In October, the CEO said he expected revenue and profit to rise this year as the company opens at least 20 new stores, half of which will be in China. Last year’s sales will exceed the 870.6 million euros ($1.16 billion) generated in 2008, while 2010 profit will trail the 62.3 million euros earned in 2008, Zegna said at the time.

Cavalli will open its first standalone shop in Japan in Tokyo in May and its first boutique in China in Beijing in September or October, Brozzetti said. The fashion company will also double the size of its store on London’s Sloane Street, shuttering the unit as early as next month for renovations and reopening it in the summer, the CEO said.

“We are going to invest more because we are generating more resources,” said Brozzetti.

‘Similar Trend’

Cavalli Group, which includes the Just Cavalli line, returned to profit in the first half of 2010, helped by lower production costs and new outlets, the company said in September.

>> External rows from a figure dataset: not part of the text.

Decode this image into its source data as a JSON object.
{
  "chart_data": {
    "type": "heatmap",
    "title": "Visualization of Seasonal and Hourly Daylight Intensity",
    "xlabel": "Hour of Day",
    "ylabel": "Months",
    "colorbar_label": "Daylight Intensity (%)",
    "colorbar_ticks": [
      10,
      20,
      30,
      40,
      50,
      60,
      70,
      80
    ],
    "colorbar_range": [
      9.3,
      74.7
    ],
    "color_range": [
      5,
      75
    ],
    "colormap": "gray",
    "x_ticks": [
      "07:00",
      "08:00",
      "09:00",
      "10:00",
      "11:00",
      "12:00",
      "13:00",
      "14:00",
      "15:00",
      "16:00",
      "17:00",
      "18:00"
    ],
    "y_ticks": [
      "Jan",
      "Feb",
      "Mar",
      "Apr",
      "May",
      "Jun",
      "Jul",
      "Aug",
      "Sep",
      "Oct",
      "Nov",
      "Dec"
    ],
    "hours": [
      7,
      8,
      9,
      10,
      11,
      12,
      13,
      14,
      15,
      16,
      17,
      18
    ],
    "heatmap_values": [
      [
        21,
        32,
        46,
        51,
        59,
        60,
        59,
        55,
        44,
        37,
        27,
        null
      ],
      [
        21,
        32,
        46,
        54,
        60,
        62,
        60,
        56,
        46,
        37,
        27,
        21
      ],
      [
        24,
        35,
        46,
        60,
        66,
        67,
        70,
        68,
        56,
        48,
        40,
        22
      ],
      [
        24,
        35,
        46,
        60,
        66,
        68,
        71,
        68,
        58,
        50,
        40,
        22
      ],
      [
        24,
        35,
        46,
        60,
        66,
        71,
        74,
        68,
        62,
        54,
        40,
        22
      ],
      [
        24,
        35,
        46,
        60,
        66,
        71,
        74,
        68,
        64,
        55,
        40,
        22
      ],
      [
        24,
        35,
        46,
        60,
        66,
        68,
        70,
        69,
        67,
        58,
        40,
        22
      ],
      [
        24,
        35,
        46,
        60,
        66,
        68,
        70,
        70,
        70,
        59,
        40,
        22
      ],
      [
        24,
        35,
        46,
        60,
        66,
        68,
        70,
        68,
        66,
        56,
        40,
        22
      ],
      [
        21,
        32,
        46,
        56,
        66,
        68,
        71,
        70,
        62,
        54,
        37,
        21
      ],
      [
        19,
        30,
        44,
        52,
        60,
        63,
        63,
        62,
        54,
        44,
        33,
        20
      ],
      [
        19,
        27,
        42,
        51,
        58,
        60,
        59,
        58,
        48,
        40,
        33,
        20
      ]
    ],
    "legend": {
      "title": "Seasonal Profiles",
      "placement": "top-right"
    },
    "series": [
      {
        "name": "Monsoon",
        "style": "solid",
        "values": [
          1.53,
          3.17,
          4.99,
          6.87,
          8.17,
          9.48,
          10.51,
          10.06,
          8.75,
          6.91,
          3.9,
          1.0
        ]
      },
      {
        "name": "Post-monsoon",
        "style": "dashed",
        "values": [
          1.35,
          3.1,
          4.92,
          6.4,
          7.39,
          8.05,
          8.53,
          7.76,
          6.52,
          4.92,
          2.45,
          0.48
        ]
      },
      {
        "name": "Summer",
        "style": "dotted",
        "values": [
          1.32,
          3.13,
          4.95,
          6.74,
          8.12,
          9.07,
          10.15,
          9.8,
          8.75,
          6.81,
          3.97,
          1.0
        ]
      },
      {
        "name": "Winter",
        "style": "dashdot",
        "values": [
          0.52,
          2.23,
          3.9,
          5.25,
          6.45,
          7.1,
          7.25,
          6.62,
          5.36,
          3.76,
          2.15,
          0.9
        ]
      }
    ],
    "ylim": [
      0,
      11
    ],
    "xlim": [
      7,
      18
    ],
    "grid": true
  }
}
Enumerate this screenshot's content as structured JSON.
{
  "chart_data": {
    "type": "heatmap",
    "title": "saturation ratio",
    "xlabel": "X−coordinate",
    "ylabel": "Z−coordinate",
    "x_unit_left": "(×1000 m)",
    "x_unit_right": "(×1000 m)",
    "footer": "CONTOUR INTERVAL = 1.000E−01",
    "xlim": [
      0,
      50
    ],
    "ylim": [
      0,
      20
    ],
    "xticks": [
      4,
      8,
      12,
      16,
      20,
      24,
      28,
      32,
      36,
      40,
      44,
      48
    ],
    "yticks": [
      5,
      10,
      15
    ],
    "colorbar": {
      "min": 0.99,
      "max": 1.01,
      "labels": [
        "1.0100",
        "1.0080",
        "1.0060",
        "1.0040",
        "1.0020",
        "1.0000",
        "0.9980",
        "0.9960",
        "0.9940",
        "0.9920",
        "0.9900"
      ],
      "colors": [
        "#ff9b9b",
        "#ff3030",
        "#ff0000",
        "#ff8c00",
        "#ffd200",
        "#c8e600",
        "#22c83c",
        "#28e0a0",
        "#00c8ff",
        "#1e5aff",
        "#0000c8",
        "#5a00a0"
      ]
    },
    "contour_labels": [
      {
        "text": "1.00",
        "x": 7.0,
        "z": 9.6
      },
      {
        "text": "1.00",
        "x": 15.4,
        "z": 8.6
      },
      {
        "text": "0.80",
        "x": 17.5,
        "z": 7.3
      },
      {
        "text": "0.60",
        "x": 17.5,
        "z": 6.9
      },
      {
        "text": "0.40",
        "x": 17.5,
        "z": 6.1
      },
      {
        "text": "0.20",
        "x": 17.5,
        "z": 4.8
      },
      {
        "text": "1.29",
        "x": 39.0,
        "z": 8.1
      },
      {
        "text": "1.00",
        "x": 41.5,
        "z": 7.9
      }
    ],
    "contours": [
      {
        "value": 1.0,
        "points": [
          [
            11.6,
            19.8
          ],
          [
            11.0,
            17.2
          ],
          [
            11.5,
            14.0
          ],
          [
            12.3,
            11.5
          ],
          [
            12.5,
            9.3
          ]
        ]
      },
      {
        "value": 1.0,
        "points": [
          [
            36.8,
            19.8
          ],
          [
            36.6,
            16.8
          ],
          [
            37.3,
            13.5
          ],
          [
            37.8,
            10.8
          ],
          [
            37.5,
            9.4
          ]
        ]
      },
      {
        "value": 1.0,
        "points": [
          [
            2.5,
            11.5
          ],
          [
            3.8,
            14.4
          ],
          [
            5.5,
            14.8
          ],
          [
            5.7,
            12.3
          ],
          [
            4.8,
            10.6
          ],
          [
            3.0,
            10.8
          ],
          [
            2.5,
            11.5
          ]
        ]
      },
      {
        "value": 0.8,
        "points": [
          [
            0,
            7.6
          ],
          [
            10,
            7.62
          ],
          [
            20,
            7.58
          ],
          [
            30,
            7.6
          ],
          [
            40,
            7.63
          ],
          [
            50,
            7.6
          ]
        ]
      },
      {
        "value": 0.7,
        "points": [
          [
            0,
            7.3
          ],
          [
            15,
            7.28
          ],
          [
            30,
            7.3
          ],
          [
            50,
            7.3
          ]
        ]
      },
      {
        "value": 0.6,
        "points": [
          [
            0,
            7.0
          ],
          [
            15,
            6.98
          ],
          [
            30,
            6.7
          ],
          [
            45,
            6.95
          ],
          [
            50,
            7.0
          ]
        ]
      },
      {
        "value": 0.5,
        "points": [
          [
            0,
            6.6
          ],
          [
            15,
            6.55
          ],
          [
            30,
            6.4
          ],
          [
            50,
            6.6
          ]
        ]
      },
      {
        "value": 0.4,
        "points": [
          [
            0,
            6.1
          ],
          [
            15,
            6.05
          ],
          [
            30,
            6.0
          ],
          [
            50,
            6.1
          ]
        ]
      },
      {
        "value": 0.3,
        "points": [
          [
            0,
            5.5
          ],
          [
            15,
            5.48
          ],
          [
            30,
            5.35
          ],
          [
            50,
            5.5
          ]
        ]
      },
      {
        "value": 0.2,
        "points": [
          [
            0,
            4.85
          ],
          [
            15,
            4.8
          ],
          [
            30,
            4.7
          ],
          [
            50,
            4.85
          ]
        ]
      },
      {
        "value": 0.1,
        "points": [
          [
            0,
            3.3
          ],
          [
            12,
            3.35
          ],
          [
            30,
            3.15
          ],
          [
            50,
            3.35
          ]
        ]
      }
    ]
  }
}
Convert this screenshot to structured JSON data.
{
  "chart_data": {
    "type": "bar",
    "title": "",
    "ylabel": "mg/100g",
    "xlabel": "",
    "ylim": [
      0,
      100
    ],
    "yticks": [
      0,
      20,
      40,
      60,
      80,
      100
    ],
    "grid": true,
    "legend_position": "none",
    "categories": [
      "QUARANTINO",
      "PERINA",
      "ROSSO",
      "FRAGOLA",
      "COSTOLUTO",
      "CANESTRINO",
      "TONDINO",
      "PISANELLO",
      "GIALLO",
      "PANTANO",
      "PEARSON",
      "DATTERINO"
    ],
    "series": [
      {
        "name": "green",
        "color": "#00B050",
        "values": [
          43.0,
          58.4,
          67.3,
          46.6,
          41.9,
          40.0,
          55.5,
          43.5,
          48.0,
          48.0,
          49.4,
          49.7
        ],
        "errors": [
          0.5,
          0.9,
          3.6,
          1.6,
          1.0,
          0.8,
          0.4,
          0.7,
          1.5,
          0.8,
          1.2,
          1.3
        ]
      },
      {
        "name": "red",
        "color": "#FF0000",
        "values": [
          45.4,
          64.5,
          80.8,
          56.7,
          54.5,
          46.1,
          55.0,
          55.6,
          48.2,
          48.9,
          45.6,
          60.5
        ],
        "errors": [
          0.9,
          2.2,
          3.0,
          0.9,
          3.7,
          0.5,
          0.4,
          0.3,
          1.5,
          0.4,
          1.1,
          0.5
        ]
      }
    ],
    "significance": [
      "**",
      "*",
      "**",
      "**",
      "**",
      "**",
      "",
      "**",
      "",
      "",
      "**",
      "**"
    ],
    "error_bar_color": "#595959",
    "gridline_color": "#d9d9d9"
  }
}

Excluding royalties, sales increased 4 percent.

The second half of 2010 showed “a similar trend,” Brozzetti said, citing an increase in direct sales and “a very encouraging result on the wholesale business.” He declined to provide figures.

Third-party orders for Cavalli’s spring-summer 2011 collection are “very positive” and “that is going to have an impact on the results of the first semester of 2011,” Brozzetti said. If wholesale orders for Cavalli’s fall-winter collection 2011, which the fashion house showed Jan. 15 in Milan, rise and retail keeps growing at the same pace, 2011 will be “promising,” he said.